How to Play Dominoes


Traditionally, European dominoes are made from ivory and dark hardwoods such as ebony. Western dominoes are thought to have first appeared in France in the mid-18th century and were introduced to Britain in the late 18th century. They were probably introduced by prisoners of war who brought them back to England.

Dominoes are shaped like playing cards, with a line down the middle and a number on each end. The number on each end can be either a number or a suit. The number on one end is referred to as the weight or pip and the number on the other end is called the value or spot. The tiles are usually one inch wide and 3/8 inch thick. However, some domino sets are so large that they would be too large to be played in most domino games.

When playing dominos, players take turns picking up tiles from a stock of dominoes and shuffle them before each turn. If the tiles do not add up to the total, players turn them back. If the tiles do add up to the total, players keep the tiles.

There are three main types of domino games: scoring games, trick-taking games, and layout games. Generally speaking, scoring games award one point per pip for each open end of a tile. The player with the least number of spots wins. However, the goal of a skillful game is to reach a specific number of points. This type of domino game is usually played in pairs or fours, and the player must score the most points to win.

In a scoring game, each player must place the tiles on the table so that two matching ends are adjacent. The first player selects a tile and places it face-up in the center of the table. The next player then matches one end of the domino to part of the first tile.
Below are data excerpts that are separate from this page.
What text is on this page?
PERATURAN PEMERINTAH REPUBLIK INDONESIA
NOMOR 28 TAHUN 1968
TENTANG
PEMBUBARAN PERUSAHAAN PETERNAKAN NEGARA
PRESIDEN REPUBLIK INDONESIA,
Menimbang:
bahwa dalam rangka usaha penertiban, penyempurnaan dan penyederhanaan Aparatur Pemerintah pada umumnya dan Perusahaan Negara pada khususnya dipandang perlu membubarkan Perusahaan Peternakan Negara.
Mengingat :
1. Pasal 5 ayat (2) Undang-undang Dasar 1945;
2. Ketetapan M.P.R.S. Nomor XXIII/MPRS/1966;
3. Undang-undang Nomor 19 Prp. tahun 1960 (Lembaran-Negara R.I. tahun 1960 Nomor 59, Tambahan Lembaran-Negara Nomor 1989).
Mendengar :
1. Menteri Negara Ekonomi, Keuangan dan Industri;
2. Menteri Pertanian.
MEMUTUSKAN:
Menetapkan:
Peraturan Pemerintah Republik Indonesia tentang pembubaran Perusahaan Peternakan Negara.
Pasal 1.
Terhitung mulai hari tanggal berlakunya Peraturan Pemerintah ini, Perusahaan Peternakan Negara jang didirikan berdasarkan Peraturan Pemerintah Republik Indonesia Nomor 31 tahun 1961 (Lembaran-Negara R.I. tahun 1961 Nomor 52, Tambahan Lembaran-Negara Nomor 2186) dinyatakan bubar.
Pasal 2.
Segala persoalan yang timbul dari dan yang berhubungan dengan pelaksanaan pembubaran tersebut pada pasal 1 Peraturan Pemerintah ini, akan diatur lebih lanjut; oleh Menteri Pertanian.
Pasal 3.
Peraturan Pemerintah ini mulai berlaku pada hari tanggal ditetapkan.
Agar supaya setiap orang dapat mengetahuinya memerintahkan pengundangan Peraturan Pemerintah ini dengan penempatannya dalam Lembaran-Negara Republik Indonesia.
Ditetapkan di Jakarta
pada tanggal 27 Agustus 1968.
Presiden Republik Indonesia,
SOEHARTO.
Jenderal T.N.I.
If the domino has the same number at both ends, the player is said to have “stitched up” the ends.

The next player must then place one of the dominos on the table so that it touches the one end of the chain. Then, the player must place the tile to the other end of the chain. If the tile is seen before the next player’s turn, the player must remove the wrong tile and re-play.

Players can also make patterns by placing tiles on any side of the table, so long as two matching ends are adjacent. Using the dominos is a fun way to watch them fall or to see the pattern they create. In certain versions, a player can join two tiles together to form an “L” shape in the layout. In other versions, players must chip out one of the tiles in order to play.

Another common variant is the double-six set, which is comprised of seven tiles. The first tile is typically a double-six. The second tile is a 6-5, and the fourth is a 5-5. The fifth is a 6-4, and the sixth is a 6-4.